Re: Some questions about linux kernel.

From: Jesse Pollard (
Date: Mon Mar 20 2000 - 23:07:48 EST

On Mon, 20 Mar 2000, David Whysong wrote:
>On Mon, 20 Mar 2000, Richard B. Johnson wrote:
>>The only solution to an out-of-memory condition is to never run
>>out of memory.
>>The place where all of the system information is known is in "user
>>space". The kernel readily "knows" stuff about the current process, but
>>retrieving information about other tasks in a page-fault handler would
>>result in an extremely poor performing machine. A user-space daemon can
>>acquire information about all the tasks, can detect runaway tasks, can
>>safeguard special tasks like Web Servers that haven't gone crazy, and
>>can watch for performance hurting rogue programs.
>>Such a program, if properly designed, is the solution to such
>>out-of-memory conditions.
>No! Or perhaps it depends on what you want this user-space daemon to do.
>Once you reach the OOM condition, this program can not reliably run. And I
>doubt that a user-space daemon could prevent OOM from happening on a time
>sharing system, since a malicious (or buggy) program could try to use all
>memory during a single timeslice.


>When OOM the kernel has to kill something. The trick is for the kernel to
>kill tasks that are considered "less important". Don't kill init, X
>server, syslogd, whatever. Some of this policy could be set by a userspace

By the time the userspace daemon runs it is too late.

The kernel must do the bookkeeping for the resource allocation. It must
be able to decrement from the users quota what is being allocated by the
various allocation methods - fork, exec, sbrk, stack page fault, COW.

The kernel can enforce the limit, but it cannot determine what the limit
should be. This is the place for the userspace daemon.

On some systems, the quotas are staticly set by administration, and loaded
into the kernel on login (or cron/batch).
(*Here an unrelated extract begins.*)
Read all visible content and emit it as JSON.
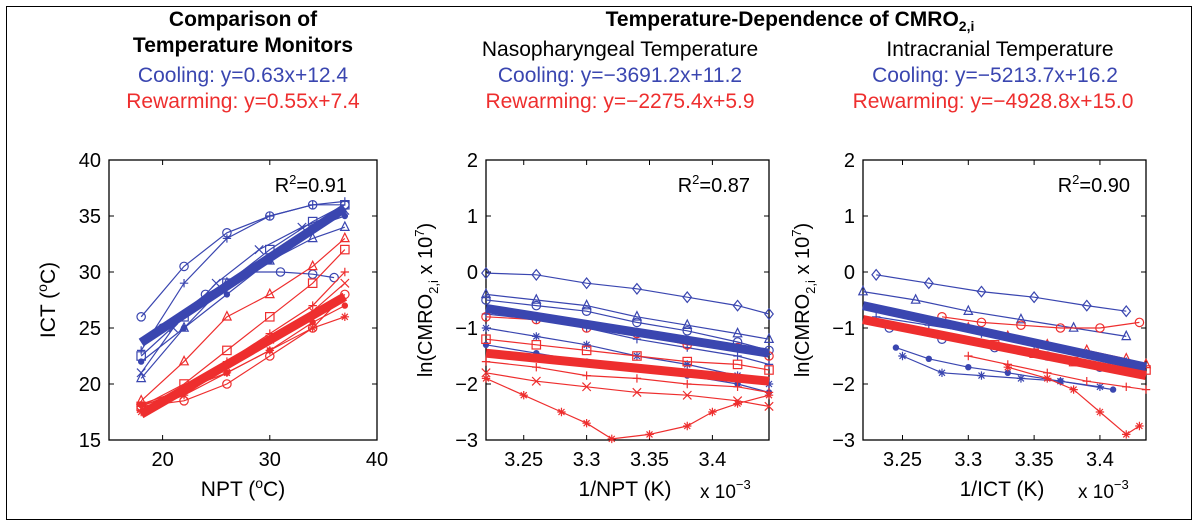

If the quotas to be set are
not available (determined by the userspace daemon) then the user should
not be logged in (or cron/batch job not started).

It may be possible for the userspace daemon to be able to carry out
adjustments - If the policy is that from 8-5 all logins/cron/batch may
have the quota set by administration until N logins are active. No more
may be allowed. If the policy between 5-8 (over night) is that only
5 logins are allowed, then the quota set by administration might be
expanded by some amount - this is a basis for batch schecdules at
night where the batch queues are allowed a totaly independant quota
limits from the users interactive limits.

>This is completely independent of overcommit or rlimits (which can cause
>the OOM behavior to happen more often, though in more predictable and
>perhaps less drastic fashion).

It is a way to prevent OOM from occuring at the system level.

>I'm a scientific app programmer, not a system programmer... but I'll try
>to code up a simple daemon in the next couple days that works in
>conjunction with a modified version of Rik van Riel's patch.

Watch out for the kernel level accounting that is needed.

Jesse I Pollard, II

Any opinions expressed are solely my own.